Getting Ready to Use the Camera
Unpacking, identifying parts, using NiMH batteries, attaching wrist strap and lens cover
Setting up Software
Installing the PhotoPC 750Z Software, making diskettes
Taking Pictures
Setting clock, using compactFlash cards, using the viewfinder and LCD, checking the picture counter
Using Basic Camera Features
Setting Image Quality and Color Mode, flash, and timer
Playing Back and Saving Pictures
Playing back photos, erasing pictures, connecting camera to computer and transferring photos

The manual is written clearly and plainly, but the index is so minimal as to be useless. I could not find many of the main topics in the index. "Setting image quality" was not under either image or quality; "viewfinder" was absent, and "saving pictures" was nowhere to be found!

The second manual has these chapters:
  1. Using Advanced Camera Features
  2. Playing Back Photos
  3. Getting Photos Into Applications and Documents
  4. Working With Photos and Albums
  5. Editing Images
  1. Using Custom and Advanced Features
  2. Using Your Camera for Presentations
  3. Using CompactFlash Memory Cards
  4. Printing Directly From the Camera
  5. Maintenance and Troubleshooting

Chapters 1, 2 and 8 are concerned with the camera; the other chapters describe the software that comes with the camera. Chapter 6 starts with a description of adjusting settings with your computer and ends with a description of settings that you adjust from the camera.

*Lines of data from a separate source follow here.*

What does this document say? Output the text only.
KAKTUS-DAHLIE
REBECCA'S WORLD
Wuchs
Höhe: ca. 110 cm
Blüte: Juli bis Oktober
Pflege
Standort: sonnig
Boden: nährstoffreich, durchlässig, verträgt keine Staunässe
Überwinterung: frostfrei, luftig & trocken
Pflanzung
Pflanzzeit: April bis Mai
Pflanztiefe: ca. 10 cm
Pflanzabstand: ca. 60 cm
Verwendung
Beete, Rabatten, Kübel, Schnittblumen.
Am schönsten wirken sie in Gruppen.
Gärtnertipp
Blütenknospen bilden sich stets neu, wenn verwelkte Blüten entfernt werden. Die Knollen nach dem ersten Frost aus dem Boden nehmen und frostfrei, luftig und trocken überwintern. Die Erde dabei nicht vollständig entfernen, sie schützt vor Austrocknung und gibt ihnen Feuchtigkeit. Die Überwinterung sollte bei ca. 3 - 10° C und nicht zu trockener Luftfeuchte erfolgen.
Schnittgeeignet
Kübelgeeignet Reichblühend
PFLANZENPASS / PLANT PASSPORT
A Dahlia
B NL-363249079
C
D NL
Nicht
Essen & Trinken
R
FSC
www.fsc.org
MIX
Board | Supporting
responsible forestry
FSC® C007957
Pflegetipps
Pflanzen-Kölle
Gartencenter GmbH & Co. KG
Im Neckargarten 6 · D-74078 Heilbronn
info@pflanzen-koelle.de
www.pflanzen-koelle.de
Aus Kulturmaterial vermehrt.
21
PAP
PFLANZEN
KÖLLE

I found this to be a very uncomfortable “division of labor”; I would much rather have had all the hardware features in one book and all the software features in another. In fact, the "Getting Started" book lists the menus that are available in playback mode, and each one says to refer to the User's Guide for instructions. I'd rather the "Getting Started" book were a bit thicker, rather than having to switch back and forth between books to find the information I wanted.

By the way, there's no corresponding page that lists all the menus that are available in view mode.

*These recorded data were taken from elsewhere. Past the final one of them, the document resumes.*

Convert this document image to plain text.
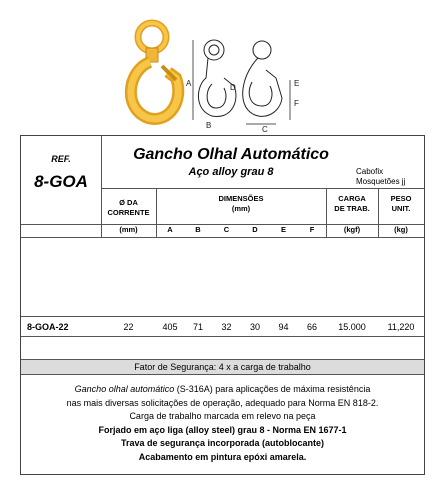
A
B	C
D	E
F
REF.
8-GOA
Gancho Olhal Automático
Aço alloy grau 8	Cabofix
Mosquetões jj
Ø DA
CORRENTE
DIMENSÕES
(mm)
CARGA
DE TRAB.
PESO
UNIT.
(mm)	A	B	C	D	E	F	(kgf)	(kg)
8-GOA-22	22	405	71	32	30	94	66	15.000	11,220
Fator de Segurança: 4 x a carga de trabalho
Gancho olhal automático (S-316A) para aplicações de máxima resistência
nas mais diversas solicitações de operação, adequado para Norma EN 818-2.
Carga de trabalho marcada em relevo na peça
Forjado em aço liga (alloy steel) grau 8 - Norma EN 1677-1
Trava de segurança incorporada (autoblocante)
Acabamento em pintura epóxi amarela.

The Image Expert software, from Sierra Imaging, is outstanding. It worked equally well on both the PC and Macintosh computers. I simply hooked up the serial cable, set "automatic detect," and voilà -- it worked.

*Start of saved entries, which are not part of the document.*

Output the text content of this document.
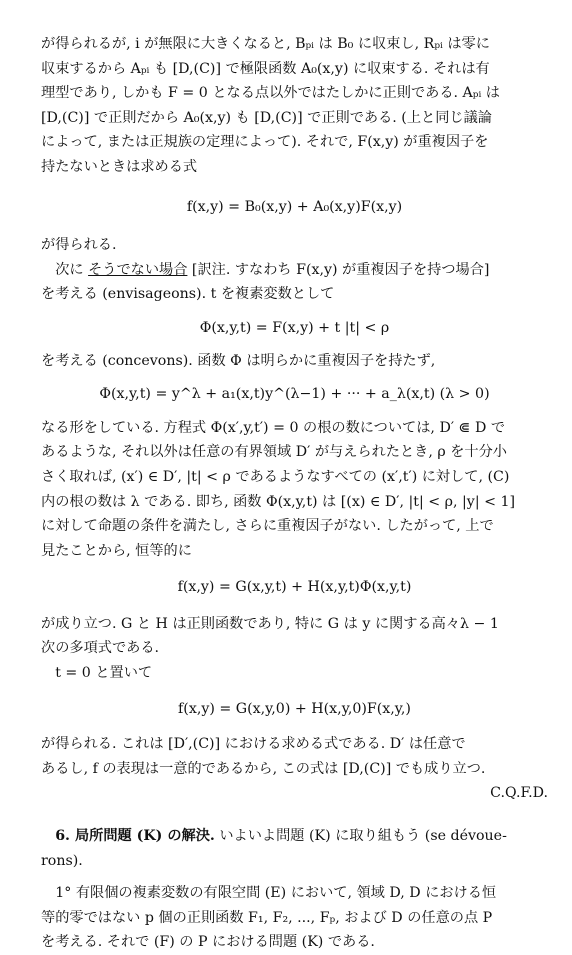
が得られるが, i が無限に大きくなると, Bₚᵢ は B₀ に収束し, Rₚᵢ は零に
収束するから Aₚᵢ も [D,(C)] で極限函数 A₀(x,y) に収束する. それは有
理型であり, しかも F = 0 となる点以外ではたしかに正則である. Aₚᵢ は
[D,(C)] で正則だから A₀(x,y) も [D,(C)] で正則である. (上と同じ議論
によって, または正規族の定理によって). それで, F(x,y) が重複因子を
持たないときは求める式

f(x,y) = B₀(x,y) + A₀(x,y)F(x,y)

が得られる.

次に そうでない場合 [訳注. すなわち F(x,y) が重複因子を持つ場合]
を考える (envisageons). t を複素変数として

Φ(x,y,t) = F(x,y) + t |t| < ρ

を考える (concevons). 函数 Φ は明らかに重複因子を持たず,

Φ(x,y,t) = y^λ + a₁(x,t)y^(λ−1) + ··· + a_λ(x,t) (λ > 0)

なる形をしている. 方程式 Φ(x′,y,t′) = 0 の根の数については, D′ ⋐ D で
あるような, それ以外は任意の有界領域 D′ が与えられたとき, ρ を十分小
さく取れば, (x′) ∈ D′, |t| < ρ であるようなすべての (x′,t′) に対して, (C)
内の根の数は λ である. 即ち, 函数 Φ(x,y,t) は [(x) ∈ D′, |t| < ρ, |y| < 1]
に対して命題の条件を満たし, さらに重複因子がない. したがって, 上で
見たことから, 恒等的に

f(x,y) = G(x,y,t) + H(x,y,t)Φ(x,y,t)

が成り立つ. G と H は正則函数であり, 特に G は y に関する高々λ − 1
次の多項式である.

t = 0 と置いて

f(x,y) = G(x,y,0) + H(x,y,0)F(x,y,)

が得られる. これは [D′,(C)] における求める式である. D′ は任意で
あるし, f の表現は一意的であるから, この式は [D,(C)] でも成り立つ.

C.Q.F.D.

6. 局所問題 (K) の解決. いよいよ問題 (K) に取り組もう (se dévoue-
rons).

1° 有限個の複素変数の有限空間 (E) において, 領域 D, D における恒
等的零ではない p 個の正則函数 F₁, F₂, ..., Fₚ, および D の任意の点 P
を考える. それで (F) の P における問題 (K) である.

Macintosh users take note: the installation process puts a lot of Microsoft ®©TM libraries into your system folder. This is typical of any application written with Microsoft tools; it tends to spray many fairly large files all over your file system. Make sure you have room on both your system volume and on the volume where your application goes before you install. I was very impressed to find that uninstalling the software also got rid of those extra libraries; many uninstallers just leave them to clutter your hard drive.